Using a syringe fitted with a 25-gauge 5/8-inch (16-mm) needle, inculcate 0.1-0.3 ml of inoculum per egg by inserting the needle vertically through the hole the entire length of the needle and injecting the desired amount. • Seal hole and return the eggs to the incubator. • Eggs inoculated by the allantoic route are normally incubated 3-7 days post inoculation.

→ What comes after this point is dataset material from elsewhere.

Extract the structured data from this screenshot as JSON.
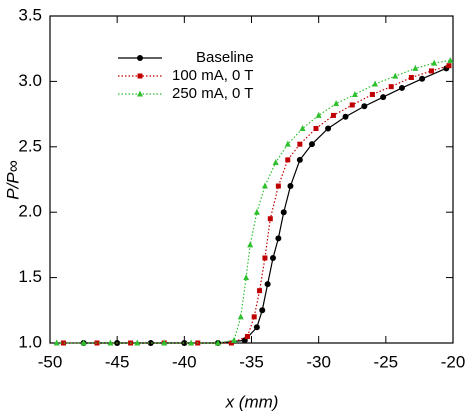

Collection of specimen from embryonating eggs. • Inoculated eggs should be candled at least once a day to identify eggs with dead embryos. such eggs are removed from the incubator. • Embryos that die within the first 24 hr should be discarded as nonspecific death caused by injury or bacterial contamination
All embryo deaths beyond 24 hr should be considered suspect. • If the inoculated eggs have live embryos following the specified incubation period, eggs should be refrigerator for a minimum 4 hr or overnight to kill the embryo and allow the blood to clot before harvesting egg contents. • All eggs from which specimens are to be collected should be surface-disinfected with 70% ethanol or other suitable disinfectant
Collection of AAF • 1- Crack the shell over the air cell by a sterile forceps. • 2- Depress the membranes over the yolk sac with the forceps. • 3- using a 5ml pipette or syringe and needle, aspirate the fluid and place into a sterile vial. • 4- Culture a loopful of the AAF for bacterial using blood agar or nutrient agar. Incubate plates at 37C overnight and record results. • 5- Clarify the AAF by centrifugation at 1500g for 10min and test AAF for HA activity using a standard micortiter procedure for influenza virus. • 6- Store AAF at -70C for passage or other use.